Война – это цепь внезапностей и непредвиденных моментов, которыми Провидение немедленно наказывает даже за малейшие ошибки, за малейшие просчёты, что, увы, иногда приводят к трагедии, но забываются вместо того, чтобы попасть в копилку боевого опыта.
На правом фланге 16-й армии, а следовательно, и всего Западного фронта, казалось бы, неожиданно, но, если точно, неожиданно лишь отчасти, произошли события, ставшие результатом потери тесного взаимодействия по задачам, рубежам и времени между 16-й армией Западного фронта и 30-й армией Калининского фронта. В результате несогласованности действий фланговых армий двух фронтов образовался промежуток, чем и воспользовался враг, нанеся удар не просто в стык между нашими соединениями, а в солидную брешь в обороне.
Генерал-лейтенант Рокоссовский, рассчитывавший после отвода основных сил на выгодный рубеж по восточному берегу Истринского водохранилища выделить резервы для укрепления правого фланга, был лишён такой возможности. Войска для организации обороны приходилось собирать буквально по крупицам. Кроме того, в ловушке оказывались Панфиловская дивизия, сводный полк Московского Краснознамённого пехотного училища и кавкорпус Доватора, который целесообразнее было использовать не в обороне, а для постоянного воздействия на фланги ударных группировок врага.
Теперь, очевидно, и Жукову стало ясно, что части и соединения 16-й армии необходимо срочно отвести за Истринское водохранилище. Но сделать это было уже гораздо сложнее, ибо враг подтянул резервы, чтобы пополнить свои части и соединения, понёсшие большие потери в первые дни второго этапа наступления на Москву. Теперь он мог ворваться на плечах отходящих частей на любой, даже хорошо заранее подготовленный рубеж.
Враг напирал на левый фланг 16-й армии, враг одновременно рвался к городам Клин и Солнечногорск, а ведь от них – прямая дорога на Москву вдоль Ленинградского шоссе. В снежную зиму шоссе давало колоссальное преимущество.
Нужно было любой ценой удержать эти города. Генерал-лейтенант Рокоссовский направил в Клин своего заместителя – генерал-майора Фёдора Дмитриевича Захарова, который, прибыв на место, собрал из наличных частей оперативную группу, получившую название «группы Захарова».
Но силы были слишком неравны. На Клинском и Солнечногорском направлениях враг ввёл в бой три танковые, две пехотные и одну моторизованную дивизии.
А в «группе Захарова» были всего лишь потрёпанная в боях 126-я стрелковая и 17-я кавалерийская дивизии да 25-я танковая бригада, в которой осталось двенадцать танков, из коих только четыре тридцатьчетвёрки, остальные восемь – устаревших образцов.
Соседка справа 16-й армии Рокоссовского, 30-я армия Калининского фронта, тоже подверглась сильным ударам врага.
Ещё 18 ноября, в 18:00, пришёл приказ Ставки о смене командующих.
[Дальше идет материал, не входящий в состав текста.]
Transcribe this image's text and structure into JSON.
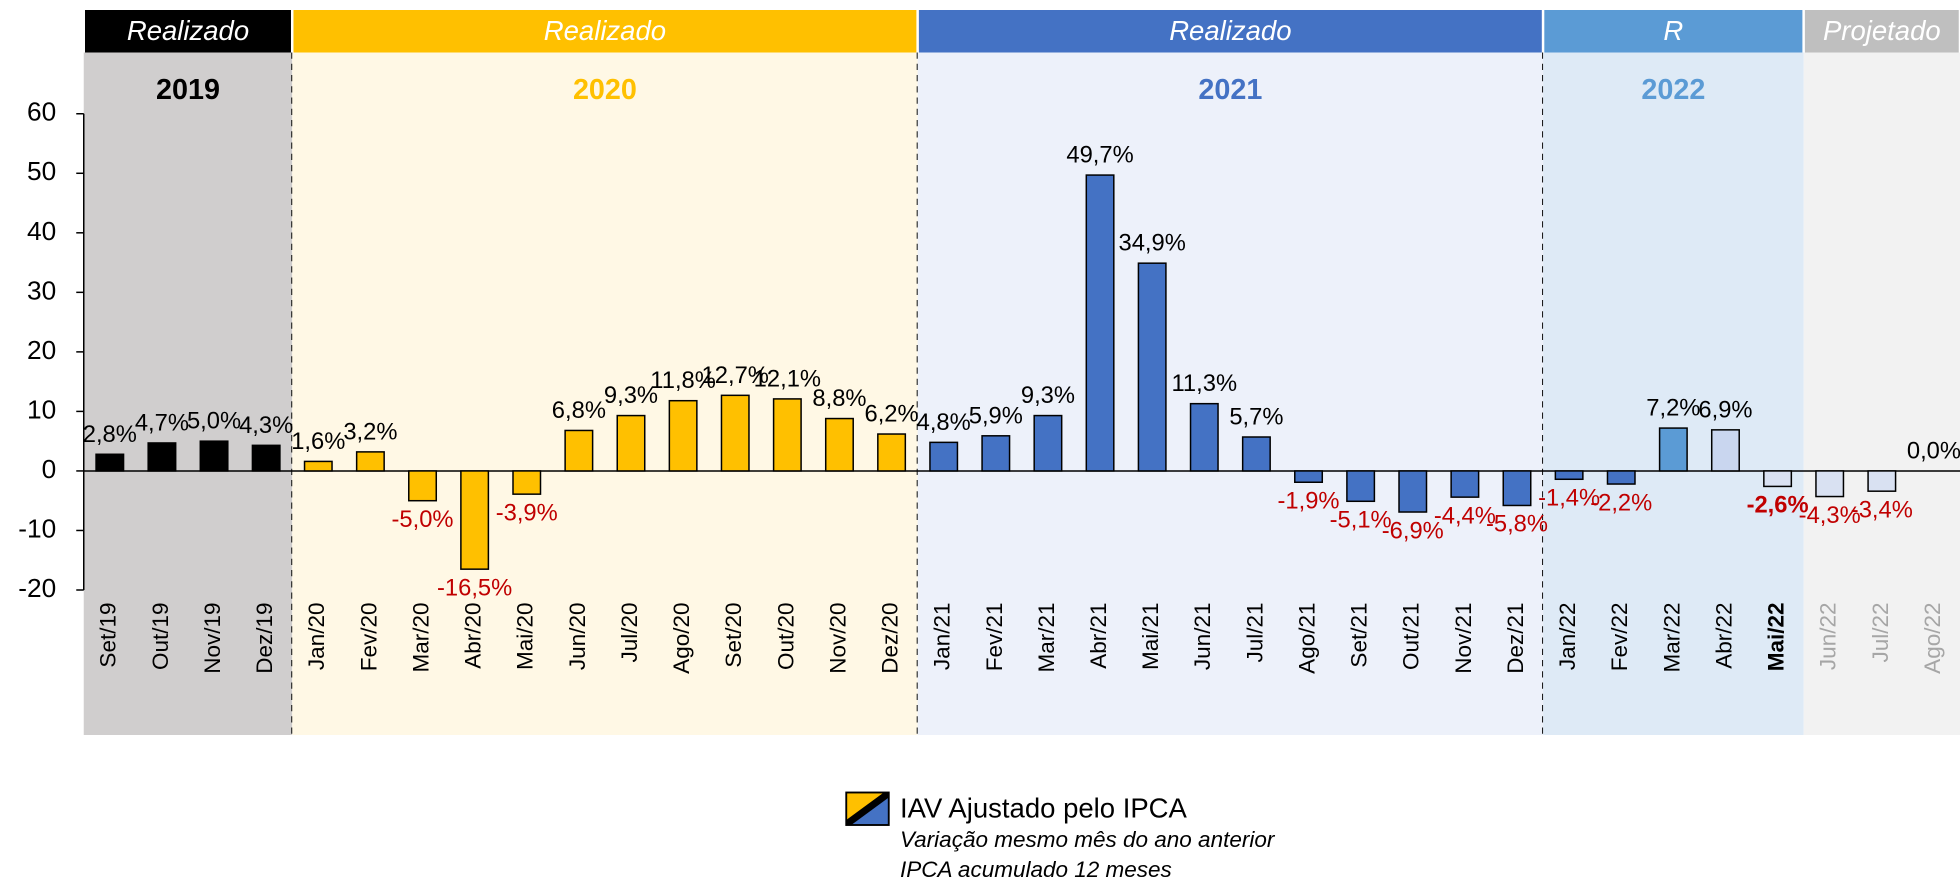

Генерал-майор Василий Афанасьевич Хоменко, командовавший армией с момента её формирования в июле 1941 года, был назначен заместителем командующего Московской зоной обороны, оперативного объединения Красной армии, составлявшего по сути своей второй эшелон Западного фронта. Московская зона обороны была подчинена непосредственно Ставке.
Уже само это назначение свидетельствовало о том, что лично Верховный главнокомандующий и Ставка, на которую он опирался, были озабочены неудачами Западного фронта. Генерал Хоменко пользовался особым доверием Сталина, как и все военачальники, выдвинутые им из пограничников. С ноября 1940 года Хоменко возглавлял пограничные войска НКВД Молдавской и Украинской ССР. 12 июня 1941 года, когда грозой уже пахло в воздухе, он был выдвинут на должность заместителя командующего войсками Киевского Особого военного округа по охране тыла. Благодаря таким людям, как Хоменко, Юго-Западный фронт, в который с началом войны был преобразован Киевский Особый военный округ, не развалился подобно Западному фронту, возглавляемому Павловым. Хотя и в Киеве не обошлось без предательства, которое привело к тому, что одно из сильнейших войсковых объединений РККА не смогло достойно встретить врага именно на уровне командования округом-фронтом, но никак не на уровне подразделений, частей и соединений, непосредственно ведущих бой с агрессорами.
Командующим Московской зоной обороны со дня её основания являлся Павел Артемьевич Артемьев, перед войной занимавший должность начальника Управления оперативных войск НКВД СССР и 30 июня 1941 года назначенный командующим Московским военным округом. Тоже не случайно! 12 октября под его командованием была создана Московская зона обороны, а 19 октября 1941 года решением Ставки на Артемьева была возложена оборона Москвы на её подступах. То есть непосредственная защита столицы в случае провала оборонительных действий Западного фронта не входила в компетенцию Жукова, которого часто необоснованно называют в СМИ организатором обороны Москвы.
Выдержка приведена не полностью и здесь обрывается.